Oysa doğruyu Hakkıyla bilen önce Allah (cc) sonra da hakkında konuştuğun kişidir. Sen nereden bileceksin ki, işin etrafını, altını-üstünü, öncesini-sonrasını? Ki söylediğin doğru değil ise, çok daha büyük bir hak ihlalinde bulunuyorsun, ona da “iftira etmek” deniyor. Hem kendi nefsine zulüm ediyorsun, hem de içinde bulunduğun sisteme zarar veriyorsun.
Sistem nedir dersen, içinde bulunduğun topluluk, hayatın bütünü, tüm evren, tüm alemler… Bir yaprak kımıldasa etkileniyor her şey. Alıyor haberini tüm alemler ve alemlerin Rabbi Allah (cc). Bil ki yaptığın-yapacağın başka iyilikler de gidermez bu yaptığın zulmü. Neden mi? Sen de bilirsin, bazı kirleri su söker, bazılarını ise tuz ruhu. Yani her bir kirin ilacı farklıdır. Öyle falan yere bağışta bulundum, falan kişiye iyilik ettim diyerek kendi vicdanını rahatlatmaya çalışarak kurtulacağını mı sanıyorsun?
Uyuyan ve uyutulan insan…
Çare, “ölmeden önce ölme” halidir. Yani, Dünya hayatında iken, kendi öz muhasebesini yapma ve kendi ateşinde kavrulma halidir. Yapabildiğin kadar çok helalleşmek gerek herkes ile. Sonra da, geçmişin ile barışıp, gelecek kaygısı duymadan “AN”da yaşamaktır.
Şimdi düşünün;
- Eğer bu okuduğunuz ile barışıksanız bilin ki; tekamül yolculuğunun idrakinde, yani Sırat-ı Müstakim, yani doğru yoldasınız.
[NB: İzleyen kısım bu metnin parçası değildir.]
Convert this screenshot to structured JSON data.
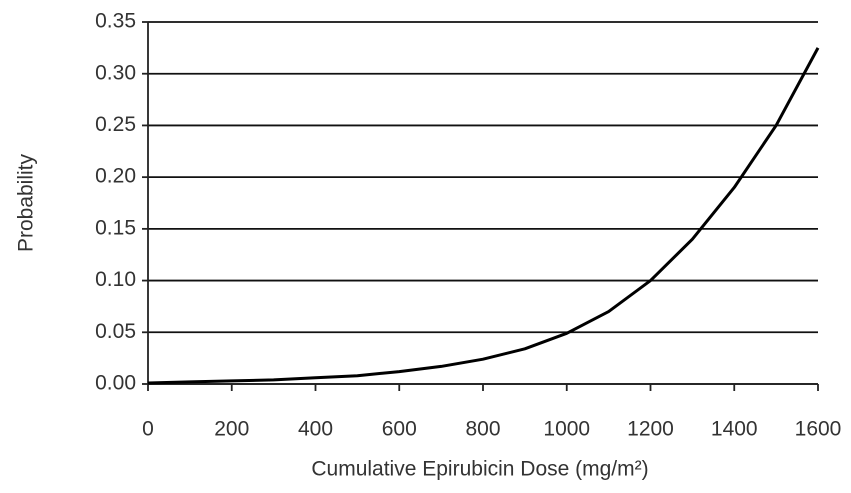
{
  "chart_data": {
    "type": "line",
    "x_label": "Cumulative Epirubicin Dose (mg/m²)",
    "y_label": "Probability",
    "x": [
      0,
      100,
      200,
      300,
      400,
      500,
      600,
      700,
      800,
      900,
      1000,
      1100,
      1200,
      1300,
      1400,
      1500,
      1600
    ],
    "values": [
      0.001,
      0.002,
      0.003,
      0.004,
      0.006,
      0.008,
      0.012,
      0.017,
      0.024,
      0.034,
      0.049,
      0.07,
      0.1,
      0.14,
      0.19,
      0.25,
      0.325
    ],
    "color": "#000000",
    "xlim": [
      0,
      1600
    ],
    "xticks": [
      0,
      200,
      400,
      600,
      800,
      1000,
      1200,
      1400,
      1600
    ],
    "ylim": [
      0,
      0.35
    ],
    "yticks": [
      {
        "value": 0,
        "label": "0.00"
      },
      {
        "value": 0.05,
        "label": "0.05"
      },
      {
        "value": 0.1,
        "label": "0.10"
      },
      {
        "value": 0.15,
        "label": "0.15"
      },
      {
        "value": 0.2,
        "label": "0.20"
      },
      {
        "value": 0.25,
        "label": "0.25"
      },
      {
        "value": 0.3,
        "label": "0.30"
      },
      {
        "value": 0.35,
        "label": "0.35"
      }
    ],
    "grid": true
  }
}
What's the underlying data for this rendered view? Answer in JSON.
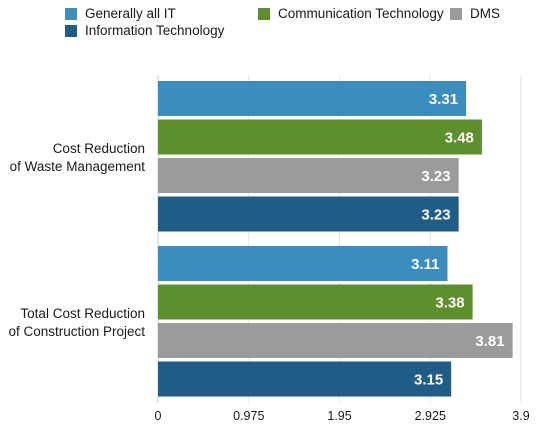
{
  "chart_data": {
    "type": "bar",
    "orientation": "horizontal",
    "categories": [
      [
        "Cost Reduction",
        "of Waste Management"
      ],
      [
        "Total Cost Reduction",
        "of Construction Project"
      ]
    ],
    "series": [
      {
        "name": "Generally all IT",
        "color": "#3b8dbd",
        "values": [
          3.31,
          3.11
        ]
      },
      {
        "name": "Communication Technology",
        "color": "#5d8f2c",
        "values": [
          3.48,
          3.38
        ]
      },
      {
        "name": "DMS",
        "color": "#9b9b9b",
        "values": [
          3.23,
          3.81
        ]
      },
      {
        "name": "Information Technology",
        "color": "#1f5d86",
        "values": [
          3.23,
          3.15
        ]
      }
    ],
    "xlim": [
      0,
      3.9
    ],
    "x_ticks": [
      0,
      0.975,
      1.95,
      2.925,
      3.9
    ],
    "x_tick_labels": [
      "0",
      "0.975",
      "1.95",
      "2.925",
      "3.9"
    ],
    "grid": "vertical",
    "legend": "top"
  }
}
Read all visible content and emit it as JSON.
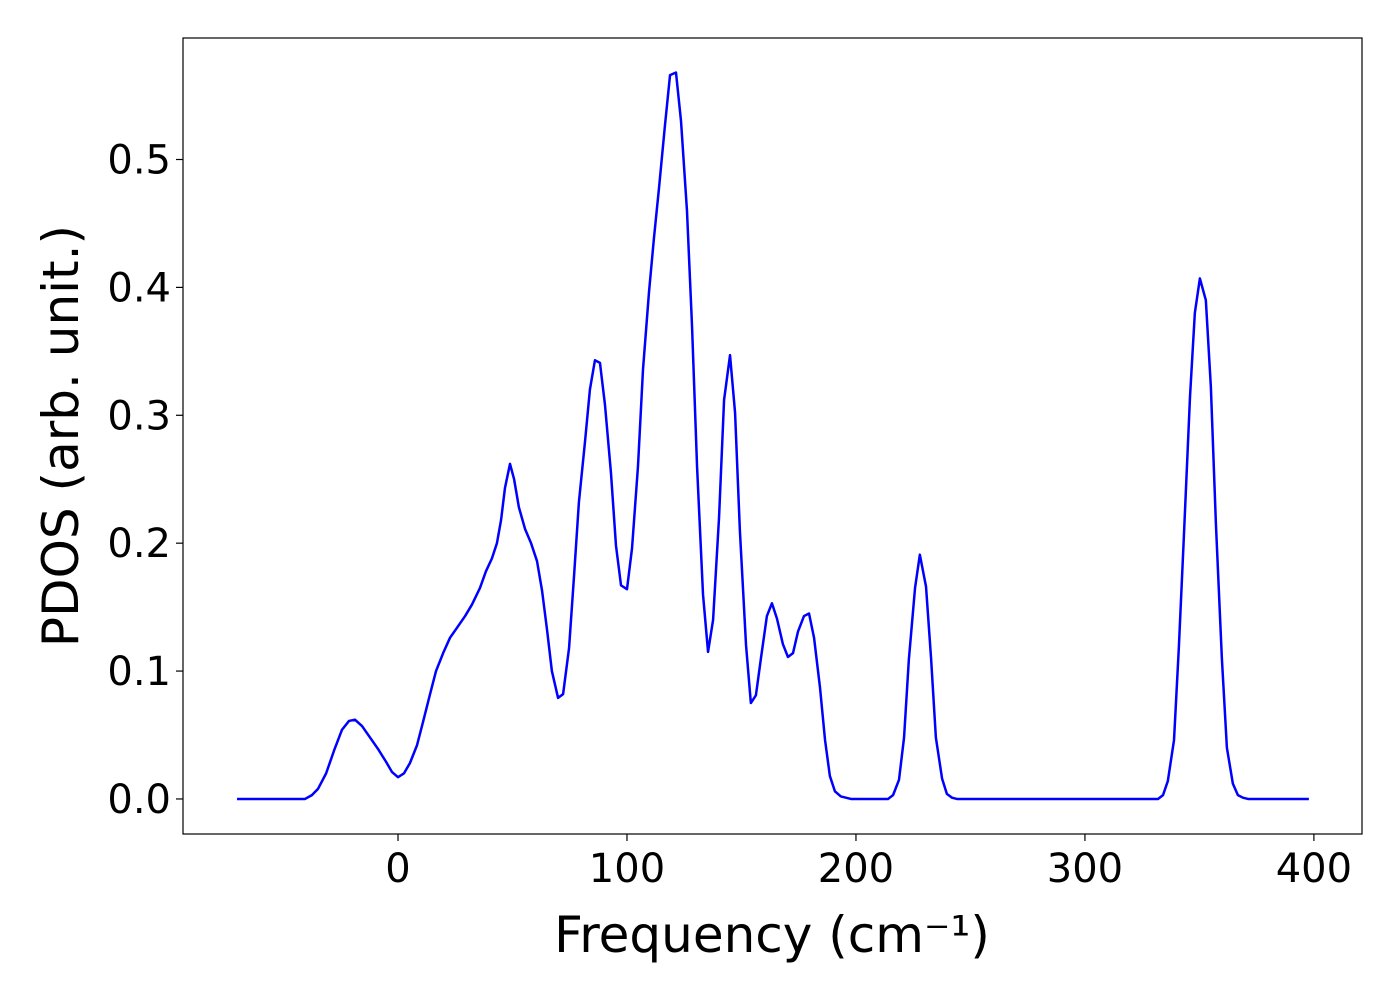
{
  "chart_data": {
    "type": "line",
    "xlabel": "Frequency (cm⁻¹)",
    "ylabel": "PDOS (arb. unit.)",
    "x": [
      -70.3,
      -40.6,
      -37.6,
      -34.9,
      -31.4,
      -27.9,
      -24.5,
      -21.4,
      -18.8,
      -15.7,
      -12.2,
      -8.7,
      -5.2,
      -2.6,
      0,
      2.6,
      5.2,
      8.3,
      10.9,
      14.0,
      16.6,
      19.7,
      22.7,
      26.2,
      29.3,
      32.3,
      35.8,
      38.4,
      41.0,
      43.2,
      45.0,
      46.7,
      48.9,
      50.7,
      52.8,
      55.5,
      58.1,
      60.7,
      62.9,
      65.1,
      67.2,
      69.9,
      72.1,
      74.7,
      76.9,
      79.0,
      81.7,
      83.8,
      86.0,
      88.2,
      90.4,
      93.0,
      95.2,
      97.4,
      100.0,
      102.2,
      104.8,
      107.0,
      109.6,
      111.8,
      114.0,
      116.6,
      118.8,
      121.4,
      123.6,
      126.2,
      128.4,
      130.6,
      133.2,
      135.4,
      137.6,
      140.2,
      142.4,
      145.0,
      147.2,
      149.3,
      152.0,
      154.1,
      156.3,
      158.5,
      161.1,
      163.3,
      165.5,
      168.1,
      170.3,
      172.5,
      174.7,
      177.3,
      179.5,
      181.7,
      184.3,
      186.5,
      188.6,
      190.8,
      193.4,
      195.6,
      197.8,
      214.0,
      216.2,
      218.8,
      221.0,
      223.1,
      225.8,
      227.9,
      230.6,
      232.8,
      234.9,
      237.6,
      239.7,
      241.9,
      244.1,
      331.9,
      334.1,
      336.2,
      338.9,
      341.0,
      343.2,
      345.9,
      348.0,
      350.2,
      352.8,
      355.0,
      357.2,
      359.8,
      362.0,
      364.6,
      366.8,
      369.0,
      371.2,
      397.8
    ],
    "series": [
      {
        "name": "PDOS",
        "color": "#0000ff",
        "values": [
          0,
          0,
          0.003,
          0.008,
          0.02,
          0.038,
          0.054,
          0.061,
          0.062,
          0.057,
          0.048,
          0.039,
          0.029,
          0.021,
          0.017,
          0.02,
          0.028,
          0.042,
          0.06,
          0.082,
          0.1,
          0.114,
          0.126,
          0.135,
          0.143,
          0.152,
          0.165,
          0.178,
          0.188,
          0.2,
          0.218,
          0.243,
          0.262,
          0.25,
          0.228,
          0.211,
          0.2,
          0.186,
          0.163,
          0.132,
          0.1,
          0.079,
          0.082,
          0.118,
          0.175,
          0.232,
          0.28,
          0.32,
          0.343,
          0.341,
          0.308,
          0.255,
          0.198,
          0.167,
          0.164,
          0.196,
          0.26,
          0.336,
          0.396,
          0.439,
          0.478,
          0.527,
          0.566,
          0.568,
          0.53,
          0.46,
          0.37,
          0.26,
          0.16,
          0.115,
          0.14,
          0.22,
          0.312,
          0.347,
          0.302,
          0.21,
          0.12,
          0.075,
          0.081,
          0.11,
          0.143,
          0.153,
          0.141,
          0.121,
          0.111,
          0.114,
          0.131,
          0.143,
          0.145,
          0.126,
          0.087,
          0.046,
          0.018,
          0.006,
          0.002,
          0.001,
          0,
          0,
          0.003,
          0.015,
          0.048,
          0.109,
          0.165,
          0.191,
          0.166,
          0.11,
          0.048,
          0.016,
          0.004,
          0.001,
          0,
          0,
          0.003,
          0.014,
          0.046,
          0.118,
          0.205,
          0.315,
          0.38,
          0.407,
          0.39,
          0.322,
          0.215,
          0.11,
          0.04,
          0.012,
          0.003,
          0.001,
          0,
          0
        ]
      }
    ],
    "xlim": [
      -93.9,
      421
    ],
    "ylim": [
      -0.0274,
      0.595
    ],
    "xticks": [
      0,
      100,
      200,
      300,
      400
    ],
    "yticks": [
      {
        "value": 0,
        "label": "0.0"
      },
      0.1,
      0.2,
      0.3,
      0.4,
      0.5
    ]
  }
}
- Eğer bu okuduğunuzu anlıyor, fakat o aynaya bakmaya henüz cesaret edemiyorsanız, bilin ki; hayat çok yakında, “O” yola doğru sizi hafifçe arkanızdan itecek.
- Eğer bu okuduğunuz size saçma ve garip geliyorsa bilin ki; gaflet ve cehalet içindesiniz. Mühim değil. Er veya geç siz de “O” yola gireceksiniz. Tek fark ile, çok daha büyük kayıp ve acılardan sonra…
Ve sen, makamına-maaşına, işine-mesleğine, çevrene-itibarına, ailene-arkadaşına, parana-puluna güvenen, hatta kendini onlarla “Eş”leyen, yetmedi onlarla kendi benliğini zincirle “Bağlayan”, kibrinle dünyaya sığmayan sen…
Uyuyan ve uyutulan insan. Sen hangi yoldasın?
Okudum. Dinledim. Yaşadım. Anladım. Yazdım.